Sookie goes home and Bill's all "Where the fuck were you?" and Sookie's all "I'm PMSing, fuck off." (Please note that the language of the above is said ironically, thanks!) Sookie decides to go outside and dig a hole. I am not kidding. She announces she's going to go outside and dig a hole. Bill helps, because digging a hole in the dark is what he excels at. Once the hole is dug, Sookie decides she's a gonna plant herself a big ole tree. From all that physical exertion, Bill attempts to carry her to the house (the only time I've been carried is by piggy-back, and the last time I got a piggy-back, my boyfriend fell and my ankle got broken. Needless to say, I'm not a big fan of being carried), and Sookie freaks out, screaming "I'm a fucking grown woman, you fuckwad!" (Minus the fucking and you fuckwad.) Sookie pouts and says sorry, and Bill says no problem, let's fuck.

After the fucking, Sookie tells Bill about her day, and how Jason wants her to do some mind snooping, and Bill agrees, saying that if they caught the murderer, both he and Jason wouldn't be subject to the town's suspicion. Bill tells Sookie that Eric wants her to come back. Sookie pretends she doesn't remember Eric. As if. Sookie doesn't want to, and Bill tells her he has to bring her to see Eric, since Eric asked. Sookie freaks out again (seriously this bitch must have hard-core PMS), and Bill tells her that Eric is the boss of Area 10. What does that mean? The area thing means Shreveport and Bon Temps, and who cares where else. Basically, Bill's telling Sookie to shut up and put up. If Sookie doesn't go voluntarily, Eric will send some minions to come out and get her by force. So, surprise, Sookie agrees to go. Man, this chick is some kind of fucked in the head. Bill tries to explain the differences AGAIN to Sookie, but I think she's somewhat mentally left behind. However, since Sookie is Bill's, Eric can't have sex with her and whatever. Turns out all Eric is apparently interested in is Sookie's mind reading. Well, it would be a good weapon to make sure that humans etc. weren't trying to screw Eric over.

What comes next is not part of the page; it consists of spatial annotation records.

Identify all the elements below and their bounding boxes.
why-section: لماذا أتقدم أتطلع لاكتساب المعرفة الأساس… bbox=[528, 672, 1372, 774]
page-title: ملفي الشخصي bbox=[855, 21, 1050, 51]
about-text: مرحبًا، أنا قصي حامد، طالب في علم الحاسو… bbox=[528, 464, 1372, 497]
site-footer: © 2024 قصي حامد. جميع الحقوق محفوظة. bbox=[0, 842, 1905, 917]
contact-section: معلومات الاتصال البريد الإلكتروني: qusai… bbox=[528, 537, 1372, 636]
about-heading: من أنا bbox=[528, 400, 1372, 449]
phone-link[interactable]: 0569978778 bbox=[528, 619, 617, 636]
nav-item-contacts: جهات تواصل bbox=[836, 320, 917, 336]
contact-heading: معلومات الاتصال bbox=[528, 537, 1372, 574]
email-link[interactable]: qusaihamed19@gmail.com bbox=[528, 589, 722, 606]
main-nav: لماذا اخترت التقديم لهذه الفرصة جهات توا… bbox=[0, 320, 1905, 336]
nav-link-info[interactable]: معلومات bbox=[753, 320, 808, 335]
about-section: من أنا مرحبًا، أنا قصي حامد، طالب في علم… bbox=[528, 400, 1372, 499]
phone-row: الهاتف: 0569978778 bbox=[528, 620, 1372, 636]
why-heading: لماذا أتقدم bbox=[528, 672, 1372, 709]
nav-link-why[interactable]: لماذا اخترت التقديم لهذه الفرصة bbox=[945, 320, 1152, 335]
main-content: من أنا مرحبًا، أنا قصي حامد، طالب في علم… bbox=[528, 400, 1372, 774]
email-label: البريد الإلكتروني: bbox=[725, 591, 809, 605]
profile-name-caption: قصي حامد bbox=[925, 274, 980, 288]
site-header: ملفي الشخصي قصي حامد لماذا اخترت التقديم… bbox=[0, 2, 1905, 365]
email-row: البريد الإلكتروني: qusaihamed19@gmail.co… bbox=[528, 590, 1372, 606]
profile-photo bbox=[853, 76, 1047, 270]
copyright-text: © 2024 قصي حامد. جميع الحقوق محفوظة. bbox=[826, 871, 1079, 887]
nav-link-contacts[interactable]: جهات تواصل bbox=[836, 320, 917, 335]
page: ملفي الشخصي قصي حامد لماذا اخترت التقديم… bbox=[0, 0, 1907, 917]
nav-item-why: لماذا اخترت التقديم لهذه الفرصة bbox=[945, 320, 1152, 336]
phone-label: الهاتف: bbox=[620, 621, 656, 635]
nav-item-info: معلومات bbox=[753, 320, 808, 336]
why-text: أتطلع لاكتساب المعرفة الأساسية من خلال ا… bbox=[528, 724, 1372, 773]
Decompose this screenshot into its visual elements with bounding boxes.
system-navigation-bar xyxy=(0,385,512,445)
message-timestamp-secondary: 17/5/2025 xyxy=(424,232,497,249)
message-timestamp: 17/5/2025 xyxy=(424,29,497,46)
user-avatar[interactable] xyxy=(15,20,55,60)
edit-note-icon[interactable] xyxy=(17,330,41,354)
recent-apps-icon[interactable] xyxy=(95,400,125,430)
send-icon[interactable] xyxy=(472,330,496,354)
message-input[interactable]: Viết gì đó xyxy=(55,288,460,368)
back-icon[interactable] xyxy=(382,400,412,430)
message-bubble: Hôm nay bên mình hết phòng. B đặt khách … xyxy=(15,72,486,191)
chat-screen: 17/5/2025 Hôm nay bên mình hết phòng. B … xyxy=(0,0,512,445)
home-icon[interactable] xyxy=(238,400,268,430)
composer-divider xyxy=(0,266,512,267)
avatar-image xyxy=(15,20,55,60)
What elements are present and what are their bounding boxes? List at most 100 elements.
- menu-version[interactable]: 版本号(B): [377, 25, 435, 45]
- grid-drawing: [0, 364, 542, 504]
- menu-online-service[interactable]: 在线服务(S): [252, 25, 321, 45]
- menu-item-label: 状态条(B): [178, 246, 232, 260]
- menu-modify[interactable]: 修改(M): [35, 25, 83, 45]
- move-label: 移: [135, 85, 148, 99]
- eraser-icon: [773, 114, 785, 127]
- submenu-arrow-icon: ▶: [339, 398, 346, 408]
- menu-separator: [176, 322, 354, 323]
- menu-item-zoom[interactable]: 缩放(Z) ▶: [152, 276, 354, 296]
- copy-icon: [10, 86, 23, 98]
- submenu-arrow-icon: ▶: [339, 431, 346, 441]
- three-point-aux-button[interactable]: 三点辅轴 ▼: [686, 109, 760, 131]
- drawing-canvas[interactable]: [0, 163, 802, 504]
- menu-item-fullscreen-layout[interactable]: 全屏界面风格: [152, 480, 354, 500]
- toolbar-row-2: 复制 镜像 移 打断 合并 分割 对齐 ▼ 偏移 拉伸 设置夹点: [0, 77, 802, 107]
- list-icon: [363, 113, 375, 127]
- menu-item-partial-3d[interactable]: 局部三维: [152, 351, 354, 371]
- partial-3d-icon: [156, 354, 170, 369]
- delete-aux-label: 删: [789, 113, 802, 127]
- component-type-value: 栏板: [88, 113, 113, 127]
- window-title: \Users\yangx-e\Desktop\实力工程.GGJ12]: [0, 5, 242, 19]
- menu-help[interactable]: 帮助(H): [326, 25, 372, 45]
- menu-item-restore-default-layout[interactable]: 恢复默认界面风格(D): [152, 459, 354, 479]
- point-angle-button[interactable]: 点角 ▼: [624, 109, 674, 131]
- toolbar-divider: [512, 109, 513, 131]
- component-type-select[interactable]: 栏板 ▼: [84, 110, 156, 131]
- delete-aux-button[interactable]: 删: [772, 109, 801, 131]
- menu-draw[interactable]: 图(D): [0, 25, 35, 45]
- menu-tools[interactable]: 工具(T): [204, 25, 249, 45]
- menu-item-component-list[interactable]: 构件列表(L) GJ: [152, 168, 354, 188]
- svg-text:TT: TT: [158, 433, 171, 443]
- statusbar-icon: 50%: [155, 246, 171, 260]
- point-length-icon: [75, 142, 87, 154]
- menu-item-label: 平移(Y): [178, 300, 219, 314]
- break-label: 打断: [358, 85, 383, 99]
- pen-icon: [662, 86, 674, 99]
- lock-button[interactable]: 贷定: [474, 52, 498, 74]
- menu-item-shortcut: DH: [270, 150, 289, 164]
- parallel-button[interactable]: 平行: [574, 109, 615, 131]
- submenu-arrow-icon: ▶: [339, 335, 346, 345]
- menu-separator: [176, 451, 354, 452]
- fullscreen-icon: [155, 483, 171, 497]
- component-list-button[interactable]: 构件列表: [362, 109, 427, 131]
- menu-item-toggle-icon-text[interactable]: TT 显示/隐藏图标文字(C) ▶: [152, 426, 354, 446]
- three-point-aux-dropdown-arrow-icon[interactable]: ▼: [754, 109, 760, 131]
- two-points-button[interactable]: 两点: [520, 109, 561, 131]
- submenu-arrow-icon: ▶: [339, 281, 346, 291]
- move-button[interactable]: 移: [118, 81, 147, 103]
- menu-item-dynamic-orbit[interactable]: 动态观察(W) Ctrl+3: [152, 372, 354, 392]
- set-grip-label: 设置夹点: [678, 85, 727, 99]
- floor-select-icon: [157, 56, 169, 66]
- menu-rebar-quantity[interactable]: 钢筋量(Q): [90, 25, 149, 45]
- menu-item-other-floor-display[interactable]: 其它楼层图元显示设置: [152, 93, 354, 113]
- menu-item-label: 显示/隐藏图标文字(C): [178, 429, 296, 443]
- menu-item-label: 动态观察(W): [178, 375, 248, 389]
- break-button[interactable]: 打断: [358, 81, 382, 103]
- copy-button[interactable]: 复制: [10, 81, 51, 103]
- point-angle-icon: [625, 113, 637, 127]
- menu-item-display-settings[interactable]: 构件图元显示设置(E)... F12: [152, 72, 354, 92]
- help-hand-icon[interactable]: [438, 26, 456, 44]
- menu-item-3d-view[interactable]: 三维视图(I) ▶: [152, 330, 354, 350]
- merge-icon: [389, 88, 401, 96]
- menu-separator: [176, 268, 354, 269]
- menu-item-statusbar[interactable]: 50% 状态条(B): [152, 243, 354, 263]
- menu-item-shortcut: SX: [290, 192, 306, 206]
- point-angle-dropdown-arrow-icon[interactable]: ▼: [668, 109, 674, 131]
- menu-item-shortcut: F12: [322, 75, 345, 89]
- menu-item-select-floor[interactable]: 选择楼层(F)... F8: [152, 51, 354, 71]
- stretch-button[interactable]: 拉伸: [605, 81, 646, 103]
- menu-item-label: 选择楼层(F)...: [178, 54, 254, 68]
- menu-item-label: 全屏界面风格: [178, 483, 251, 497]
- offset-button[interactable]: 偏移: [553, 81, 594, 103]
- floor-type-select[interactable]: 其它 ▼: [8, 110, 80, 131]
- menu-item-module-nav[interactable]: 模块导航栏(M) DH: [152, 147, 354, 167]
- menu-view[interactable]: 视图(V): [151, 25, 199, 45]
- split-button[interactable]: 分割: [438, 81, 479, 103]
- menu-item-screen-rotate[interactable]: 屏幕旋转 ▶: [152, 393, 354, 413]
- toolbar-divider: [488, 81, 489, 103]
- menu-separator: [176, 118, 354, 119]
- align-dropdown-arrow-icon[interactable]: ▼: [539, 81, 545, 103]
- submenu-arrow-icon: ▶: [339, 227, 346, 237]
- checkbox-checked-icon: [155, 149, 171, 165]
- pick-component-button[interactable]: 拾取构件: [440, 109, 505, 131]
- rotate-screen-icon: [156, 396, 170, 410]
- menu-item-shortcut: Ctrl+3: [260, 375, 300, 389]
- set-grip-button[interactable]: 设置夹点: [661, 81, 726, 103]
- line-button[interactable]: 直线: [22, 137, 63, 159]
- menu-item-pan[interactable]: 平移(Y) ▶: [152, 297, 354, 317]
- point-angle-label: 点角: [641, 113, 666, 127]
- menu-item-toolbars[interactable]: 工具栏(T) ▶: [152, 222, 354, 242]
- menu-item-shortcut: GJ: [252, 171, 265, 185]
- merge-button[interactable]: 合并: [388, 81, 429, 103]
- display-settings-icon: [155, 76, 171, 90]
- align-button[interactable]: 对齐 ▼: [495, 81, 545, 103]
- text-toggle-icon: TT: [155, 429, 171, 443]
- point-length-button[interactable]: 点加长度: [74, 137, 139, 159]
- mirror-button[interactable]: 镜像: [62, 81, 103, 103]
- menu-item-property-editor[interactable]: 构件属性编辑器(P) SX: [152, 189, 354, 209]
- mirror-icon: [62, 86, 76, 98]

To prepare for their trip to Fangtasia, Bill tells Sookie to drink from him, and goes on to list the benefits of her drinking his blood: she hasn't gotten sick, her luscious blond hair is even luscious-ier and blonder, her glowing skin even more glowing, and amazing tits are even more amazing. She had chalked all these side effects up to being relaxed. Um, relaxed? Your gramma was murdered not long ago in your kitchen, your brother is in suspicion of murder as is your boyfriend, and there's a murderer loose in Bon Temps. But sure, relaxed...

Bill promises not to fuck anyone while drinking their blood. From now on, it will be all business. As Sookie's about to drink Bill's blood, he asks her if she's turned on. She's not all that turned on by the thought of drinking blood, and Bill says fine, and does she want to drink from his neck, wrist or groin. Sookie, being the proper prim whore-tard she is, is disgusted by the thought of drinking from his groin. I'm pretty sure she's sucked his dick by now. Maybe not. But I think so. Bill tells her to bite away, and Sookie doesn't think she can, but she does, because that's how Sookie rolls - I knew she was a biter. Sookie starts sucking away, and Bill gets all kinds of turned on. For someone who was grossed out by the idea of drinking blood, she really goes to town. She goes on to think that she's living the high life, especially for a artard waitress from Bum-Fuck, Louisiana.

Overview:  Sookie and Bill are inseparable. Jason asks for Sookie's help, and Sookie bitches at him. Arlene asks for Sookie's help, and Sookie bitches at her. Both Jason and Arlene are left feeling guilty and worthless because Sookie is so much better than anyone. Sookie is educated in the benefits of drinking vampire blood. Sookie loves to suck on Bill's...neck.